Terence “Terry” Patrick O’Neill was born in 1938 in London, and was expected to become a priest, but found his true calling in music. “I was told I had too many questions to be a priest. I loved jazz and my heart was set on being a jazz drummer.” As an aspiring drummer, O’Neill sought employment at BOAC (later British Airways) thinking a job at an airline would enable him to travel to New York City and play in the jazz clubs in between his work, he found work in the photographic department.
“Part of my work was to take photographs of people arriving and departing at the terminals. I happened upon a very well-dressed bowler-hatted man, taking a quick nap in the departures area, surrounded by African chieftains, fully clad in their regalia. Soon after, I was approached by an editor who told me that they wanted to show the photo to his paper. The man napping turned out to be the Home Secretary Rab Butler” This photograph set O’Neill on his trajectory.
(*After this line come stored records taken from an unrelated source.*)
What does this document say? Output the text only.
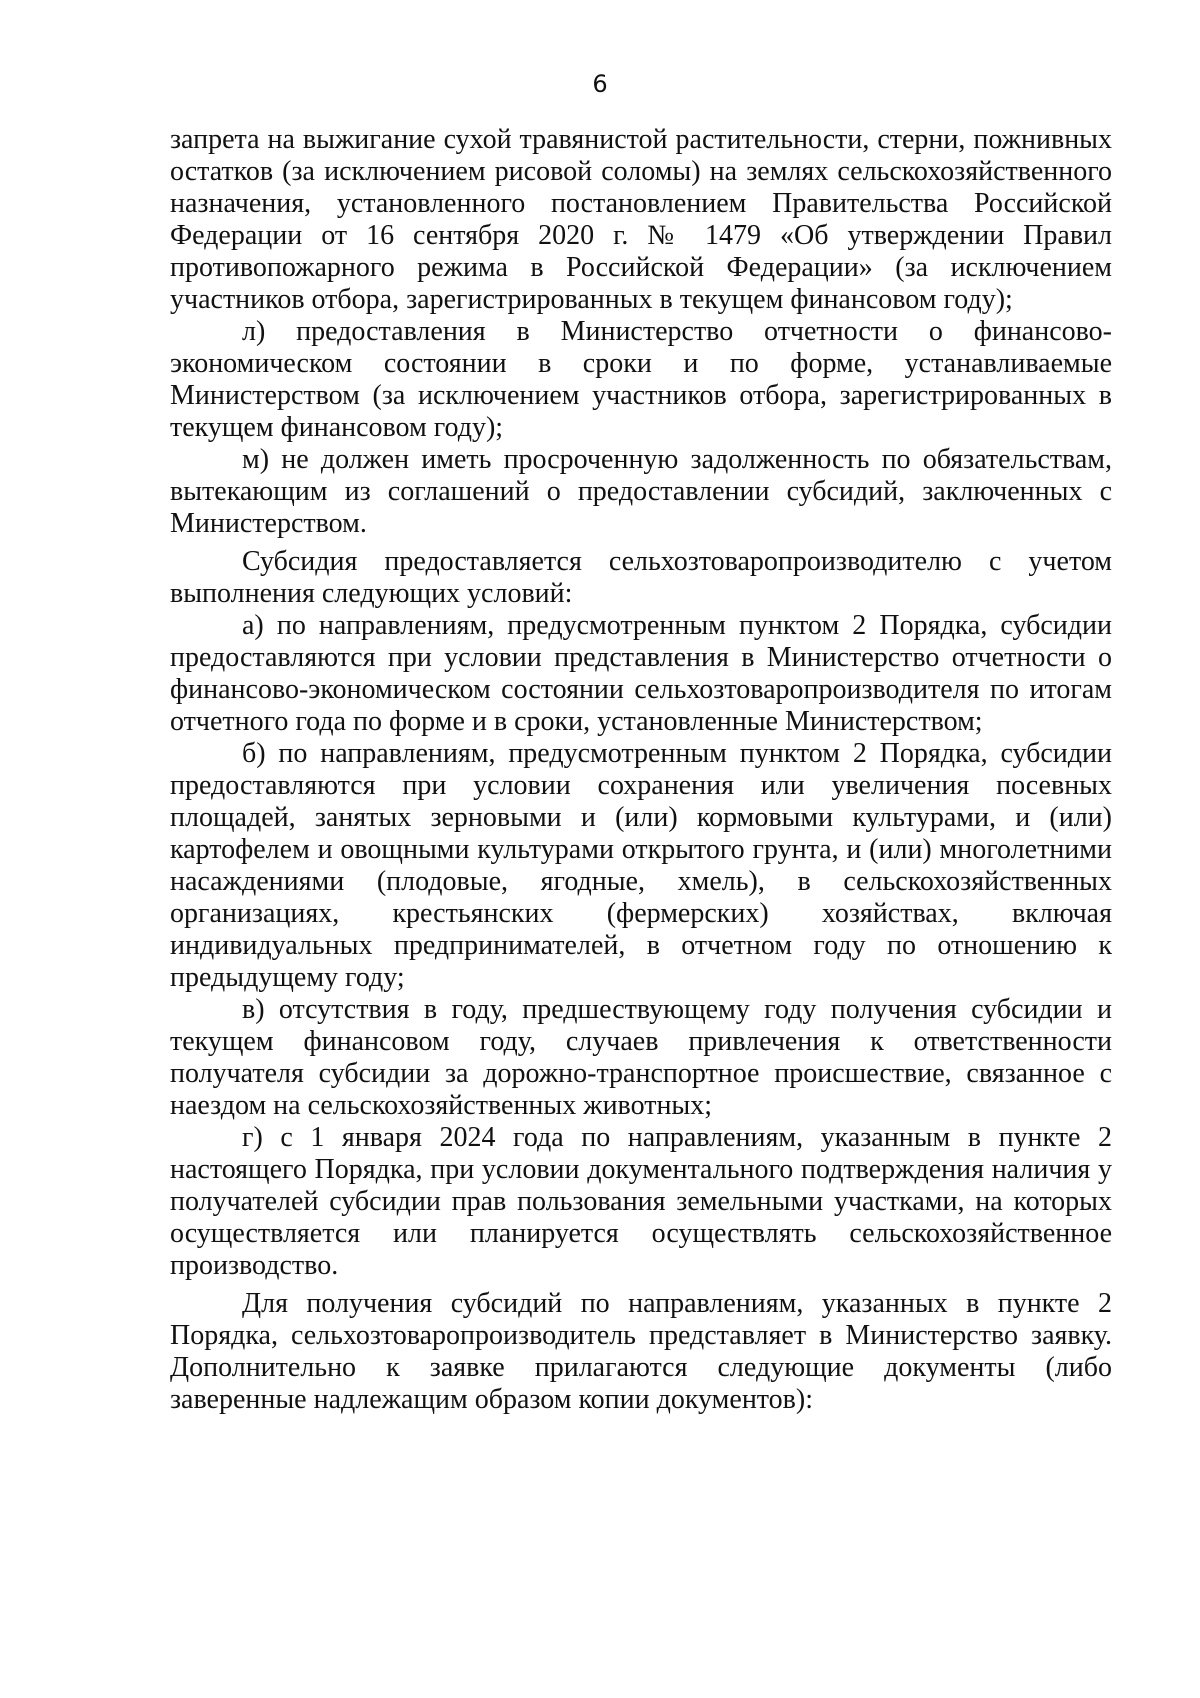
6

запрета на выжигание сухой травянистой растительности, стерни, пожнивных остатков (за исключением рисовой соломы) на землях сельскохозяйственного назначения, установленного постановлением Правительства Российской Федерации от 16 сентября 2020 г. № 1479 «Об утверждении Правил противопожарного режима в Российской Федерации» (за исключением участников отбора, зарегистрированных в текущем финансовом году);

л) предоставления в Министерство отчетности о финансово-экономическом состоянии в сроки и по форме, устанавливаемые Министерством (за исключением участников отбора, зарегистрированных в текущем финансовом году);

м) не должен иметь просроченную задолженность по обязательствам, вытекающим из соглашений о предоставлении субсидий, заключенных с Министерством.

Субсидия предоставляется сельхозтоваропроизводителю с учетом выполнения следующих условий:

а) по направлениям, предусмотренным пунктом 2 Порядка, субсидии предоставляются при условии представления в Министерство отчетности о финансово-экономическом состоянии сельхозтоваропроизводителя по итогам отчетного года по форме и в сроки, установленные Министерством;

б) по направлениям, предусмотренным пунктом 2 Порядка, субсидии предоставляются при условии сохранения или увеличения посевных площадей, занятых зерновыми и (или) кормовыми культурами, и (или) картофелем и овощными культурами открытого грунта, и (или) многолетними насаждениями (плодовые, ягодные, хмель), в сельскохозяйственных организациях, крестьянских (фермерских) хозяйствах, включая индивидуальных предпринимателей, в отчетном году по отношению к предыдущему году;

в) отсутствия в году, предшествующему году получения субсидии и текущем финансовом году, случаев привлечения к ответственности получателя субсидии за дорожно-транспортное происшествие, связанное с наездом на сельскохозяйственных животных;

г) с 1 января 2024 года по направлениям, указанным в пункте 2 настоящего Порядка, при условии документального подтверждения наличия у получателей субсидии прав пользования земельными участками, на которых осуществляется или планируется осуществлять сельскохозяйственное производство.

Для получения субсидий по направлениям, указанных в пункте 2 Порядка, сельхозтоваропроизводитель представляет в Министерство заявку. Дополнительно к заявке прилагаются следующие документы (либо заверенные надлежащим образом копии документов):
Some of Terry O’Neill’s earliest photographs were also the first photographs of the musicians who shaped the Swinging Sixties. “I was asked to go down to Abbey Road Studios and take a few portraits of this new band because I was a musician myself and the youngest on-staff by a decade – I was always the one they’d ask. I took the four young lads outside for better light. That band became the biggest band in the world; The Beatles.”
Following his work with The Beatles, O’Neill was asked by their Manager Andrew Loog Oldham, to photograph another new band The Rolling Stones “Terry O’Neill captured us on the street, and that made all the difference”. Recalls Oldham “Terry captured the time”
O’Neill became known for his documentary backstage style which took the formality out of his portraits and helped define the era.
“Terry was an ‘historian’ whose camera captured the resurgence and energy of this revolution” notes Michael Caine. “I can think of no other photographer who has contributed so much to our heritage.”
O’Neill remembered “I started at the top and never looked back.” Following his work with The Beatles and The Rolling Stones, more stars started to align, he went on to work with a who’s who of celebrities including Michael Caine, Sean Connery, Audrey Hepburn, Elizabeth Taylor, Terence Stamp, Jean Shrimpton, Tom Jones, Frank Sinatra, Elvis, Audrey Hepburn, Paul Newman, Robert Redford, Brigitte Bardot, Clint Eastwood, Faye Dunaway, Rachel Welch, Elton John, Roger Daltrey, David Bowie, Amy Winehouse and Kate Moss, in a career that spanned many decades.
Aged 24, O’Neill travelled to Hollywood, freelancing for Vogue, Paris Match and Rolling Stone. His works in Los Angeles are some of the most iconic of that period, including a sultry smoking Brigitte Bardot, and Faye Dunaway,the morning after she won her Best Actress Oscar in 1977.
O’Neill was awarded a CBE for services to Photography in 2019.
Terry O’Neill passed away, aged 81, quietly at home after a long illness.
His work is held in over 40 galleries and collections around the world.